Haney was clear: It "did not happen."

Among the many mysteries of Edwards' disappearance are why did the car remained parked for more than two weeks in the vicinity of the bowling alley? Why was the car moved? Did Edwards outrun the police earlier but return later for his car only to be caught this time? Did two different police units give chase to Edwards on two different occasions?

Edwards' sister, Julia Dobbins, says she expects whatever happened was a story of terror.

"I'm prepared for that," she said. "I expect it."

By October of 1967, eight months after the WHARBOM investigation began in the murder of Wharlest Jackson, documents revealed that the probe to that point had cost $258,720 with a peak of 180 agents working the case. These agents amassed 7,521 hours in unpaid overtime and drove bureau vehicles an estimated 185,596 miles.

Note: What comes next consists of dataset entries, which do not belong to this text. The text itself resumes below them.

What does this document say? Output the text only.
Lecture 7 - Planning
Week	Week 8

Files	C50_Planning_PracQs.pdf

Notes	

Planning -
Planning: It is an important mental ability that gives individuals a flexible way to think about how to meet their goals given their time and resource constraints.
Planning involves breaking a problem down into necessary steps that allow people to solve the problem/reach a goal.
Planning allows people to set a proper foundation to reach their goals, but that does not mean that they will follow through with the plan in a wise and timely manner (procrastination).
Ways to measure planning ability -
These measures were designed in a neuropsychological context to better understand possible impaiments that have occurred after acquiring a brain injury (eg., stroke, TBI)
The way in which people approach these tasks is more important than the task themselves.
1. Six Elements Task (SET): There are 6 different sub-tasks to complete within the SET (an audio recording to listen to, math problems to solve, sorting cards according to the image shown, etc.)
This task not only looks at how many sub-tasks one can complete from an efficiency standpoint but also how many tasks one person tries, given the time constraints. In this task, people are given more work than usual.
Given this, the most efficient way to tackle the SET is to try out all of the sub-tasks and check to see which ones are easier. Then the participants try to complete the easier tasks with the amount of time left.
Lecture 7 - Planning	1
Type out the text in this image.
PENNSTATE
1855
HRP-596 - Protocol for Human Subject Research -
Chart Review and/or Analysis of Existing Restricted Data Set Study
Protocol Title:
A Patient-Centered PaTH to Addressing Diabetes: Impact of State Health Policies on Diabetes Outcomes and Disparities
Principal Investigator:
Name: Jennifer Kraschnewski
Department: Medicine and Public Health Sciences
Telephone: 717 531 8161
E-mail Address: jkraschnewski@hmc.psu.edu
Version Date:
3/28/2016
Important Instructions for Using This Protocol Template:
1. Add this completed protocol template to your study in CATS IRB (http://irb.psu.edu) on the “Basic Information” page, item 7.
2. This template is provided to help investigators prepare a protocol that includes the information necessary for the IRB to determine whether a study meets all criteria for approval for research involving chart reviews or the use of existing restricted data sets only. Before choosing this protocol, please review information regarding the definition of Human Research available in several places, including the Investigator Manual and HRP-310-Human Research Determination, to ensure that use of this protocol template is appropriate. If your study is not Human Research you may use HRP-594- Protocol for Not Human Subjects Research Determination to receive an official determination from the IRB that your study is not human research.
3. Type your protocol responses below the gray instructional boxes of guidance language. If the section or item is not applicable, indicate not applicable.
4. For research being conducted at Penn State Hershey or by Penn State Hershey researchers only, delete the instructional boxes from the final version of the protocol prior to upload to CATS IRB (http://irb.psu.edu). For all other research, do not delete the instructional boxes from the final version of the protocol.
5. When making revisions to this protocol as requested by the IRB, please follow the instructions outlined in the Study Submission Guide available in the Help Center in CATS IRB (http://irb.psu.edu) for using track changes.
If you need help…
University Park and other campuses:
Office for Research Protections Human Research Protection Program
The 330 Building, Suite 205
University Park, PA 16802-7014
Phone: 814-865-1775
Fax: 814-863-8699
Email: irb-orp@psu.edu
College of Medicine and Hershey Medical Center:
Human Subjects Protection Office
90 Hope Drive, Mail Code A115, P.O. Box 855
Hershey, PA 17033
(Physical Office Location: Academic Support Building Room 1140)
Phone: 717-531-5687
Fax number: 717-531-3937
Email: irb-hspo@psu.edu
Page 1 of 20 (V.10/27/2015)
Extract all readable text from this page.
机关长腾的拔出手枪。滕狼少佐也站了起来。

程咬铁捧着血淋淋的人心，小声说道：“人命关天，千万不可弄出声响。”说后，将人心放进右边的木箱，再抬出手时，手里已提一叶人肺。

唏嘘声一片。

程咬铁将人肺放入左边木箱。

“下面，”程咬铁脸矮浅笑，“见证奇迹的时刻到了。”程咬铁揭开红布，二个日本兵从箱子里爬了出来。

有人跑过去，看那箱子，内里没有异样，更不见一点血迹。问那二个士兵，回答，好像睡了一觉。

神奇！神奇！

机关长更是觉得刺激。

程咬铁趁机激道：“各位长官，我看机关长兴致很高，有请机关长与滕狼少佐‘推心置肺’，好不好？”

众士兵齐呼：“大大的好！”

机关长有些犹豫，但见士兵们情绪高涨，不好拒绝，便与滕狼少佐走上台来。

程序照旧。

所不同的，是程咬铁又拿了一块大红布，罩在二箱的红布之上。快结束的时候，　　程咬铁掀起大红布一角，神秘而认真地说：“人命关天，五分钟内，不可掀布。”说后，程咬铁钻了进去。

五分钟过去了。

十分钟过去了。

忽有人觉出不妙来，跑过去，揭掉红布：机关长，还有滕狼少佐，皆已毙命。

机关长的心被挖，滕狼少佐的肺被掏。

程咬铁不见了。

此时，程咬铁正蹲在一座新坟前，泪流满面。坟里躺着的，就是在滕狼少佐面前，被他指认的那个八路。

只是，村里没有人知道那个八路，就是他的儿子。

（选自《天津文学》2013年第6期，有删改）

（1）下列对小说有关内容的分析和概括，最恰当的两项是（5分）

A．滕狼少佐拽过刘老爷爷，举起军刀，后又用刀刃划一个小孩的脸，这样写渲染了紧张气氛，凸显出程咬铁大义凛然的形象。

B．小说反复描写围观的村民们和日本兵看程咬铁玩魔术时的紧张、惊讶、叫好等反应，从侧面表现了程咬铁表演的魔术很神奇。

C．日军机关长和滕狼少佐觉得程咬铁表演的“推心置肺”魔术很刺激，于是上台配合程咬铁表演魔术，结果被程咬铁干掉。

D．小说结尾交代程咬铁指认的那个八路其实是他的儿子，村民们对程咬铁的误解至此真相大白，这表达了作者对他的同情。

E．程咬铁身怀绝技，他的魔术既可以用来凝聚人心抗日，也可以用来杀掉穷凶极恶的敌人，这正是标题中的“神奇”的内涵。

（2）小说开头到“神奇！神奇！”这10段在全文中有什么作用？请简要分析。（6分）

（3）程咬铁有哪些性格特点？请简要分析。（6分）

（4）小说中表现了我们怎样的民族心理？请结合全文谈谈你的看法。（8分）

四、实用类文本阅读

Concordia became the heart of the WHARBOM probe with new information developed on Edwards' disappearance and the arson/murder of Frank Morris in December 1964.

But all along, one 1967 FBI document notes, the bureau faced a huge obstacle in resolving the Wharlest Jackson murder and others:

"Our difficulty basically stems from the immunity" the Silver Dollar Group "and all klan types have from police surveillance in Concordia Parish, Louisiana. Our major problem is the Concordia Parish operation...it is essential that the situation in Concordia be stabilized in order that our present problems may be dealt with with maximum effectiveness and that future bombings of the type we are investigating may be prevented."